The facts surrounding the Fisher transaction are somewhat unclear; however, the general outlines may be summarized. Complainants originally requested appellant to locate a large house suitable for use as an income-producing rental property. In due course, appellant showed complainants the Fisher property in Jeannette, Pennsylvania. Complainants evinced a desire to purchase the property if they could obtain a federally financed loan*fn2 to correct the numerous violations of the Jeannette Municipal Code which beset the property. Accordingly, appellant drafted a sales agreement, subject to complainants' ability to secure a suitable mortgage, to obtain a bid for rehabilitation falling below the maximum amount which could be borrowed under the Federal Code Enforcement Program and, of course, subject to their ability to obtain a code enforcement rehabilitation loan.

Appellant succeeded in finding a contractor who entered a bid within the limits allowed. He also helped to arrange a mortgage loan which was approved on October 21, 1971 and was also conditioned on the ability of complainants to obtain a federal rehabilitation loan. At this point, the record becomes somewhat

[ 25 Pa. Commw. Page 479]

    murky. However, it appears that appellant and complainants were given conflicting information concerning the latter's ability to qualify for a federal loan. Complainants apparently believed that it would be futile for them to apply for the loan,*fn3 while appellant, relying on other information, persisted in requesting them to apply. Complainants have not applied for the federal loan.

Complainants were notified of a timely settlement conference planned by the Fishers but, on the advice of counsel, refused to attend. Sometime following the aborted settlement, the Fishers asked appellant to distribute $500 to them from complainants' "hand money" held in an escrow account. This represented one-half the deposited funds which, under the sales agreement, were to be liquidated damages in the event of a breach. Appellant distributed $500 to the Fishers and, per his agreement with them, kept the remaining $500 for himself and so informed complainants.

The appellant does not contest the fact that he distributed the money. The Commission, however, failed to find whether appellant in good faith believed the failure of complainants to attend the settlement was a breach of contract "terminating" the transaction and triggering the liquidated damages provision of the sales agreement. Without such a finding, the conclusion that appellant violated paragraph (11)(i) cannot stand.
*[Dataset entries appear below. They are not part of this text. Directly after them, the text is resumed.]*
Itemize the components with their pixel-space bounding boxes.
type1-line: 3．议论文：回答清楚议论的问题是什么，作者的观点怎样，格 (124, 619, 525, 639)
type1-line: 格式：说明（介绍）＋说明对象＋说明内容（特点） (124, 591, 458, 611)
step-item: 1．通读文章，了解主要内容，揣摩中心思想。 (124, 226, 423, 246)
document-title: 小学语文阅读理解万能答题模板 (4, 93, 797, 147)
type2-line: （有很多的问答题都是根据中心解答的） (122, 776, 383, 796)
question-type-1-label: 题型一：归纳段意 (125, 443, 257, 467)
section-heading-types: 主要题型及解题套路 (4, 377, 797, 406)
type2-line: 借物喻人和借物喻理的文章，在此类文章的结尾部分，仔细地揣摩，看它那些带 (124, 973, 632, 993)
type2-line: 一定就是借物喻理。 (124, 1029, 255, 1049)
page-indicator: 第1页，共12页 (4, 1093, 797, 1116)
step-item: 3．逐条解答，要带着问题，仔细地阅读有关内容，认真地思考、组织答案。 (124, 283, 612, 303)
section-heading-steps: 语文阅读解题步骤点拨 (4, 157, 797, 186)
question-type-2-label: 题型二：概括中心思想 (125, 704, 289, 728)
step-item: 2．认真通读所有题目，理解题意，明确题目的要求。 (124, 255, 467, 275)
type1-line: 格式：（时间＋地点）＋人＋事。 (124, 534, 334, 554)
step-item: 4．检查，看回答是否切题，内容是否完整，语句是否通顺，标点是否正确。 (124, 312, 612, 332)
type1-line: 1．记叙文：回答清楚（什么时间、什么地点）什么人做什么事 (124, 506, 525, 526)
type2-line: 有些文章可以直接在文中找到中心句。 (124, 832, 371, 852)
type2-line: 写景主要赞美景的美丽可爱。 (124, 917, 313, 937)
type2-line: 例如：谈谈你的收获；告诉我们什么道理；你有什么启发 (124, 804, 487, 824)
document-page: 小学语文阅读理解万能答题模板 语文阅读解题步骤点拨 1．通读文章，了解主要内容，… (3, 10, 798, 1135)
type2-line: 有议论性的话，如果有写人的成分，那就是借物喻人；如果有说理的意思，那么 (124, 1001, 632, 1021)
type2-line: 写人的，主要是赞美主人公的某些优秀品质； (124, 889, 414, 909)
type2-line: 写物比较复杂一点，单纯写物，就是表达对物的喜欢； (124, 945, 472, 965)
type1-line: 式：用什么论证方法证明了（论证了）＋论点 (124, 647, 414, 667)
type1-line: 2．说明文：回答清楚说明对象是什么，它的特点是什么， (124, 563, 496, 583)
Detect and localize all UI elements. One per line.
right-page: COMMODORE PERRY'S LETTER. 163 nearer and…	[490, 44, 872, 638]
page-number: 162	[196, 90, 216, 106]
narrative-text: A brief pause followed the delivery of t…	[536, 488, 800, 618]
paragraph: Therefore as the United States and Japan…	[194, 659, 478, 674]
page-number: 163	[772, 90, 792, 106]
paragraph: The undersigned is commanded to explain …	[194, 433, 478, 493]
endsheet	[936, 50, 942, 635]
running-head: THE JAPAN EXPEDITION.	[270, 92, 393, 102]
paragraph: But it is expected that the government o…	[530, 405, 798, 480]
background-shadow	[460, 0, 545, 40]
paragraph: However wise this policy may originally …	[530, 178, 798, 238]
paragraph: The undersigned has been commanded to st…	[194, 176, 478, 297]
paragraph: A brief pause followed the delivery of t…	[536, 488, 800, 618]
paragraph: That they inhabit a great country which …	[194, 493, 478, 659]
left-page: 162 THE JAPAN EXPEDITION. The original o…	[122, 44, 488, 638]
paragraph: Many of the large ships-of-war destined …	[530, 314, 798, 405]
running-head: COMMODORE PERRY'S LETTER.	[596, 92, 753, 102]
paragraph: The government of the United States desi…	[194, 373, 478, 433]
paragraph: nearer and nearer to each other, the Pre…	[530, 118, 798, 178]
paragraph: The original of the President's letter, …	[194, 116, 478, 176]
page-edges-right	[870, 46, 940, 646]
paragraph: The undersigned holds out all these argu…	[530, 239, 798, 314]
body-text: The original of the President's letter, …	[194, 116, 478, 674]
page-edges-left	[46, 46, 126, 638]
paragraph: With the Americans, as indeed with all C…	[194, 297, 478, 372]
The remaining finding of a violation of paragraph (7) for "any act in connection with a real estate transaction which demonstrates incompetency, bad faith, or dishonesty" likewise cannot stand. The most that is

[ 25 Pa. Commw. Page 480]

    shown from the facts at hand is that a genuine dispute exists as to whether the transaction could have or should have been completed. If complainants had persisted in their application for a federal loan, as appellant requested that they do, it is likely that no dispute would now exist. We will not deprive a broker of his license simply because, in a good faith effort to protect his rights in a legal dispute, he may be found to have misconstrued the law or federal regulations.*fn4 To do so would be to hold a real estate broker to a higher standard of knowledge and care than is generally required of attorneys.*fn5


Now, this 15th day of July, 1976, the order of the State Real Estate Commission suspending the real estate broker's license of James Leroy Leach for a period of 6 months is hereby reversed.